When someone dies, it falls to their personal representative, i.e. the executor or administrator of their estate, to commence legal claims on behalf of the estate that the deceased could have advanced during their lifetime. If the deceased’s estate has a strong claim against another party that would increase the estate’s assets, the personal representative would normally initiate that claim. However, in some circumstances, the personal representative may refuse or be unable to initiate proceedings in the name of the estate. Commonly, this occurs where a conflict of interest arises, such as where the personal representative is the proposed defendant to the claim. These situations might include:
- The deceased transferred property to the personal representative prior to their death, or the deceased held property in joint tenancy with the personal representative, and there is a claim that the property was meant to be held in trust for the deceased’s estate.
- The personal representative held a power of attorney for the deceased or was a committee for the deceased, and they appear to have misused their authority.
- The deceased has a claim against a person who is a friend or family member of the personal representative.
- The deceased has a claim against a corporation where the personal representative is a director or shareholder.
What to Do When a Personal Representative Refuses to Initiate a Claim
In situations where a beneficiary or intestate successor (someone who inherits when there is no will) believes the deceased’s estate has a legal claim against another person or corporation and the personal representative has refused to commence that claim, according to section 151 of British Columbia’s Wills, Estates and Succession Act (“WESA”), the court can grant leave to that person to bring an action on behalf of the estate of a deceased person.
Under s. 151 of WESA, the court may grant leave to bring an action in the name of the estate if the person seeking leave:
- has made reasonable efforts to get the personal representative to commence the proceeding,
- has given notice of the application to the personal representative and other interested parties, such as co-beneficiaries, and
- is acting in good faith (they are not initiating the claim out of animosity or with an ulterior motive).
Furthermore, WESA s. 151(3) stipulates that the proposed proceeding must be “expedient” or “necessary”. An “expedient” proceeding is one that is in the interest of the estate, and a “necessary” proceeding is one that the will’s executor cannot or will not bring. The executor, for example, may not wish to bring an action because they have a conflict of interest. Finally, the beneficiary seeking to bring an action must show that they have an arguable case and that the potential relief justifies the inconvenience to the estate. A recent case, Terezakis v. Ekins 2018 BCSC 249, serves as one example where each of the foregoing requirements was met.
The Case of Terezakis v. Ekins
Terezakis v. Ekins involved the application of a deceased’s son for leave to bring an action on behalf of the estate. A mother passed, leaving behind two sons and a daughter. The daughter was named as the executrix of the will, which provided equal shares of the estate to each of the deceased’s three children. The deceased had two properties: one in Vancouver and the other in Richmond. She owned the Richmond property jointly with her daughter. The deceased had paid a $100,000 down payment on this property, which the daughter claimed was a dowry gift. After her mother’s death, the daughter transferred the Richmond property to her own name by the right of survivorship.
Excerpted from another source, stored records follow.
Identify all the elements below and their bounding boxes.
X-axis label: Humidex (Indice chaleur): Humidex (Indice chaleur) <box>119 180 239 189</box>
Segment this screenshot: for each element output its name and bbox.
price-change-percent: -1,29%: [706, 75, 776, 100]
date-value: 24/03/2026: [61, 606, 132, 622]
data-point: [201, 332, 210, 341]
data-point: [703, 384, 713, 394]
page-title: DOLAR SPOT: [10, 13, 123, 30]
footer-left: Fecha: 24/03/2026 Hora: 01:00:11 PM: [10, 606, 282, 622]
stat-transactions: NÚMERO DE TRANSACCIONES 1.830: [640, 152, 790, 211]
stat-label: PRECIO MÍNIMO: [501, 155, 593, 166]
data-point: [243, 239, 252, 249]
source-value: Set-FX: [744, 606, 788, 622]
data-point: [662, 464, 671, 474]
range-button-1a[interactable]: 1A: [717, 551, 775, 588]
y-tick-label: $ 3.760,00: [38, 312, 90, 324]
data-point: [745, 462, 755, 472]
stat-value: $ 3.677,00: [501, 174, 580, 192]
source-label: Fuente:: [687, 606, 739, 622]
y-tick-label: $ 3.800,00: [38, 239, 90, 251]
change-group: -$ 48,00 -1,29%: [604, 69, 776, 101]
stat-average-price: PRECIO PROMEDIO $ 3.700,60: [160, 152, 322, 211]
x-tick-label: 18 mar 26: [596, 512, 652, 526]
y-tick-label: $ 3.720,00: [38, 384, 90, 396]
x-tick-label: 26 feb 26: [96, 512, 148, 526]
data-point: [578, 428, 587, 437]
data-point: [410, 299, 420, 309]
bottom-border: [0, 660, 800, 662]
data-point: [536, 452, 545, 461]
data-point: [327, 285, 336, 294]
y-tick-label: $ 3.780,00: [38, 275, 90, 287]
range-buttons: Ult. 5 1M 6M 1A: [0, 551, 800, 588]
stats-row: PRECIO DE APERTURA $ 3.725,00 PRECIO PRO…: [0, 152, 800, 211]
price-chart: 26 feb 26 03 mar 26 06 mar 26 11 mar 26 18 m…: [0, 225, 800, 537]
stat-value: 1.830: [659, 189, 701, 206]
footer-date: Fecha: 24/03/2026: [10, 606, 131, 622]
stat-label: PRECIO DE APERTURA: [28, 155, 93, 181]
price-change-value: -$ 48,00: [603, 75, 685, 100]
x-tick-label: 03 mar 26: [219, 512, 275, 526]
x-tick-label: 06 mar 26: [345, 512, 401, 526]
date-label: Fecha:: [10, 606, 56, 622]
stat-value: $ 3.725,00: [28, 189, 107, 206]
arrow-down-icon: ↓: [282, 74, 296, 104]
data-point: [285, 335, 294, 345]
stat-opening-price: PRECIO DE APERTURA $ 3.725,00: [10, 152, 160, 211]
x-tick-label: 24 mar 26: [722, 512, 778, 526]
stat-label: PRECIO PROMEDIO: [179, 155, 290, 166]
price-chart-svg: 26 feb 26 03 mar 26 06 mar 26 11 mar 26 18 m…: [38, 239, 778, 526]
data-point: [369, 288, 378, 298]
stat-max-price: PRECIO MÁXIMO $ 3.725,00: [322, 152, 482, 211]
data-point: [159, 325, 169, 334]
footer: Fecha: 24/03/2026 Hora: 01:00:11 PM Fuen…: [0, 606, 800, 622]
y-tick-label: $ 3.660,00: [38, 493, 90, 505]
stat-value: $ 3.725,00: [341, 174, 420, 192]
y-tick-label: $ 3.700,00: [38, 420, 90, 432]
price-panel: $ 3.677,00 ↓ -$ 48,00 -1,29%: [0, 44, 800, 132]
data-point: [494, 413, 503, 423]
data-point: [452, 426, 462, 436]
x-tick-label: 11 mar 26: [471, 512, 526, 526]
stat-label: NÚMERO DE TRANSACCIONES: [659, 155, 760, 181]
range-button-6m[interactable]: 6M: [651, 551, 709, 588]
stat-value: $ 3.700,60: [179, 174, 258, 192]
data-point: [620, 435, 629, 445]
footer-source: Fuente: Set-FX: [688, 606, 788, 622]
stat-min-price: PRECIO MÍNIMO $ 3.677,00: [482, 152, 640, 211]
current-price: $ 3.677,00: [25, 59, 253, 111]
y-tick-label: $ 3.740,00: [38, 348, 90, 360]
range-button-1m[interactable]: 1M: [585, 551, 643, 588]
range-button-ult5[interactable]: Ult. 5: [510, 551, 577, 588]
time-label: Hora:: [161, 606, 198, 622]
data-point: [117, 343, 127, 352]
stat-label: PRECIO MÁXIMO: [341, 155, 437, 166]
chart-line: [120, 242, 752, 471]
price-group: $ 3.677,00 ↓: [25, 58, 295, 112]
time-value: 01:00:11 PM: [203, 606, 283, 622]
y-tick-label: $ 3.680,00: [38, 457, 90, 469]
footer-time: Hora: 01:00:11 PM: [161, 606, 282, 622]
One of the sons claimed that the down payment and resulting joint tenancy were not dowry gifts. Instead, he maintained that their mother had intended to use the property to create a trust. That way, each of the children could benefit equally from the property. The son sought to bring an action to advance the claim that the property was held in a resulting trust for the estate. In short, the daughter asserted that the deceased’s estate had no interest in the property (and therefore should remain solely in her possession), while the son claimed that the deceased’s estate did have an interest in the property and that this interest ought to be split evenly between the deceased’s children.
The Court’s Ruling
The court, in this case, found that the son had made reasonable efforts, as required by WESA s. 151, to have the daughter return the property to the estate. The court also found that the son had given notice to his sister and brother of his intention to bring the claim and that he made the claim in good faith, further requirements under s. 151. Additionally, the court found the son’s claim to be “necessary” because the daughter of the deceased had a conflict of interest; she was the executrix of the will, a beneficiary, and the owner of the property that her brother claimed was held in trust for the deceased’s estate. If she had agreed to pursue her brother’s claim, she would be challenging her ownership of the Richmond property. The daughter had no desire to bring an action that would undermine her ownership interest in the property.
Finally, the court found that the son had an arguable case in his proposed action. The law regarding gifts dictates that when a parent makes a gratuitous transfer to their adult child, the court must presume that the parent intended to create a trust. So the onus would be on the daughter to prove that her mother intended the down payment as a dowry gift. The son was, therefore, successful in his application for leave to bring an action on behalf of the estate.
If you are a beneficiary or intestate successor under a will and the executor or administrator is refusing to bring a claim on behalf of the estate, you should consult an experienced lawyer for assistance.